How to calculate the total resistance in this circuit?

[Adel Makram]

Homework Statement

How to calculate the value of total resistance R_T in the shown circuit?

Homework Equations

The Attempt at a Solution

I used Kirchhoff` first law: i<sub>1</sub>+i<sub>2</sub>=I where i<sub>1</sub>, i<sub>2</sub> and I are the current passing through R<sub>1</sub>, R<sub>2</sub> and the total current in the circuit, respectively.
similarly, i<sub>4</sub>+i<sub>5</sub>=I,
i<sub>1</sub>+i<sub>3</sub>=i<sub>4</sub>
i<sub>3</sub>+i<sub>5</sub>=i<sub>2</sub>
Then I used Kirchhoff` second law,
20 i₁+10 i₄=V₀
10 i₂+20 i₅=V₀.

 

[phinds]

Given that you have not specified any points from which to take the Rth, you have an incomplete problem statement and as such it has no answer.

 

[Adel Makram]

Given that you have not specified any points from which to take the Rth, you have an incomplete problem statement and as such it has no answer.

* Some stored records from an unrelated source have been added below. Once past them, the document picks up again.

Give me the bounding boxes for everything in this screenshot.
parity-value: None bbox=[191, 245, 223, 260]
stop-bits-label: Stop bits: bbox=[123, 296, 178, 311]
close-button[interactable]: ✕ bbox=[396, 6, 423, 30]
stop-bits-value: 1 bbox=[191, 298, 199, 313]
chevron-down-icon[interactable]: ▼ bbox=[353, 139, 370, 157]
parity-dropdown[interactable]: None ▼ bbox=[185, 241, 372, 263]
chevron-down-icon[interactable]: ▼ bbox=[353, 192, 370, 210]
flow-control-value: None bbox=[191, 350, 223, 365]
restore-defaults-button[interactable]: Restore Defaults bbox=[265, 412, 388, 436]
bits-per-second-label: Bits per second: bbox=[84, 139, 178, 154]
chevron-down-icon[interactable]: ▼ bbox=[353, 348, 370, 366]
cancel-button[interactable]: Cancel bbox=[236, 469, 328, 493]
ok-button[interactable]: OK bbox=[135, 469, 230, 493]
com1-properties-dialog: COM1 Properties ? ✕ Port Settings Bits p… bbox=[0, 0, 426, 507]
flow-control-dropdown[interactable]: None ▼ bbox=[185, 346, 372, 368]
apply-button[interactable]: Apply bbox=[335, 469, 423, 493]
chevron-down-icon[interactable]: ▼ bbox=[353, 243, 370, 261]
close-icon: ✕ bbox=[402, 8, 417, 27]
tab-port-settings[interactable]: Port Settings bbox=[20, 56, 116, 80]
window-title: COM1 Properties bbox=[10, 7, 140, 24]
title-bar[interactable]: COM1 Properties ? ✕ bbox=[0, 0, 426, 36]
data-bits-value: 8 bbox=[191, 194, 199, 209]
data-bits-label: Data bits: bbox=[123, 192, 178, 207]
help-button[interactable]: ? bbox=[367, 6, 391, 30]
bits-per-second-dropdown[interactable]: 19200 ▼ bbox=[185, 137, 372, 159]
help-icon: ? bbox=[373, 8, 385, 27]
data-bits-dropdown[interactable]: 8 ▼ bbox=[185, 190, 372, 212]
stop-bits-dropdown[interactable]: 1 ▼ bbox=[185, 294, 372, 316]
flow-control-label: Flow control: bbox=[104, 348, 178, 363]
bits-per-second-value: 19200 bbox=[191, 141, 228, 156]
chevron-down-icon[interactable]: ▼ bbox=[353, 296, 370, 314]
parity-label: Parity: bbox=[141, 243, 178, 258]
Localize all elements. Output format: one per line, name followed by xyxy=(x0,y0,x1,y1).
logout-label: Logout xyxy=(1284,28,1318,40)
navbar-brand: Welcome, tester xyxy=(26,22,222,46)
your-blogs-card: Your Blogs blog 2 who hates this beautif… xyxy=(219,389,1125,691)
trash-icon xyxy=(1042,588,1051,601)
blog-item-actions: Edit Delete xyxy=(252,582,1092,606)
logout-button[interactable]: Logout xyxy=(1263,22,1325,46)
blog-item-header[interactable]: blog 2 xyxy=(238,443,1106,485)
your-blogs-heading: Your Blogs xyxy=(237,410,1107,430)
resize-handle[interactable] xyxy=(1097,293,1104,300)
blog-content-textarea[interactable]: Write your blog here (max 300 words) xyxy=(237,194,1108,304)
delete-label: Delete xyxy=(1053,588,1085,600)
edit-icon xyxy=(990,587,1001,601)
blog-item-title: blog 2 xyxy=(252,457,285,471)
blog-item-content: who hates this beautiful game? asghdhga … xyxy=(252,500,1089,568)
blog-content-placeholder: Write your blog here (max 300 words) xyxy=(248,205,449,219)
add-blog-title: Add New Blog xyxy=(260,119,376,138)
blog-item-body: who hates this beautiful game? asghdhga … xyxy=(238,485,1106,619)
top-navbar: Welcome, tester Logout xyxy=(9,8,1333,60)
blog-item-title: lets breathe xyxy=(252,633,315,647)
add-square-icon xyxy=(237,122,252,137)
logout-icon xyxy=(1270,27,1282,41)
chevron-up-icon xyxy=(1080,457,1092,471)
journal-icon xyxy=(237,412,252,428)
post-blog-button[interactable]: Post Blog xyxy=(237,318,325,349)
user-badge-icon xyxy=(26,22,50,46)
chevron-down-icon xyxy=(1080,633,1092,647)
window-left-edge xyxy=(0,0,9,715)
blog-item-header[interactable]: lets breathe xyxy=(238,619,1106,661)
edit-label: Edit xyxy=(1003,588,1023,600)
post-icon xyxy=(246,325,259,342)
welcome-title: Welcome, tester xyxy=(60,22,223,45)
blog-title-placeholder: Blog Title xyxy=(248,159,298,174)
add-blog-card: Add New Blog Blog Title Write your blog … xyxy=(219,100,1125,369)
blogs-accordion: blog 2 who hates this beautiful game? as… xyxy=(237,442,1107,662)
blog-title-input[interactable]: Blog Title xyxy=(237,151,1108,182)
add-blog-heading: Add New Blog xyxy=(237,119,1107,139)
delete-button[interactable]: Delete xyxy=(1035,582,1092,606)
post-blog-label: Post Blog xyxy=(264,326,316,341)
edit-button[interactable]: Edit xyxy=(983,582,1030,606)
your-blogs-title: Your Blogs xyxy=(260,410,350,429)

I edited the figure after puting labels of currents and points of intersection.

 

[Adel Makram]

I tried this as well,
considering the contour that includes i₁ and i₄
$$ 20 i_1 + 10 i_4=V_0 $$
considering the contour that includes i₂ and i₅
$$ 10 i_2 + 20 i_5=V_0$$
multiplying the second equation by 2 and collect term $$(i_1 + i_2)$$.
$$ 20(i_1 + i_2) + 10 i_4 +i_5=3V_0 $$
divide on $$ I=i_1+i_2 $$ and consider $$ R_T=\frac{V_0}{I} $$
$$ 3R_T=20+\frac{10 i_4}{I}+\frac{40 i_5}{I} $$

 

[phinds]

I edited the figure after puting labels of currents and points of intersection.

And you STILL haven't specified any points on which to base an Rth.

 

[Adel Makram]

And you STILL haven't specified any points on which to base an Rth.

What do you mean by specific point to base an Rth?

 

[phinds]

What do you mean by specific point to base an Rth?

Do you understand what a Thevenin Equivalent circuit IS? When your question said find Rt, and there is no Rt specified in your diagram, I assumed you meant Rth, the Thevenin Equivalent resistance. Did you mean something else?

 

[Adel Makram]

I meant the total resistance of the circuit.

 

[phinds]

I meant the total resistance of the circuit.

Based on what ?

If you mean what is seen by the power supply, you have to say so. If that is what you mean then you would profit by looking up delta-Y transforms.

 

[Adel Makram]

That is great thank you.
So transforming Δ circuit to Y circuit as in the diagram,
Transforming the Δ component on the right side of the circuit to Y-component yields,
$$R_1=\frac{R_a R_c}{R_a+R_b+R_c}$$
$$R_2=\frac{R_b R_c}{R_a+R_b+R_c}$$
$$R_3=\frac{R_a R_b}{R_a+R_b+R_c}$$
so, $$R_1=\frac{10}{4}$$
$$R_2=5$$
$$R_3=5$$
simplifying the circuit now yields,
the left side of the circuit is a parallel circuit while the right side is series one.
the resistance of the left side is $$R=\frac{(20+\frac{10}{4})(15)}{(20+\frac{10}{4})+(15)}=9$$
summing to the right side of the circuit with a R=5 yields 9+5=14.

 

[phinds]

I didn't check your calculations, but that's definitely the right way to do it.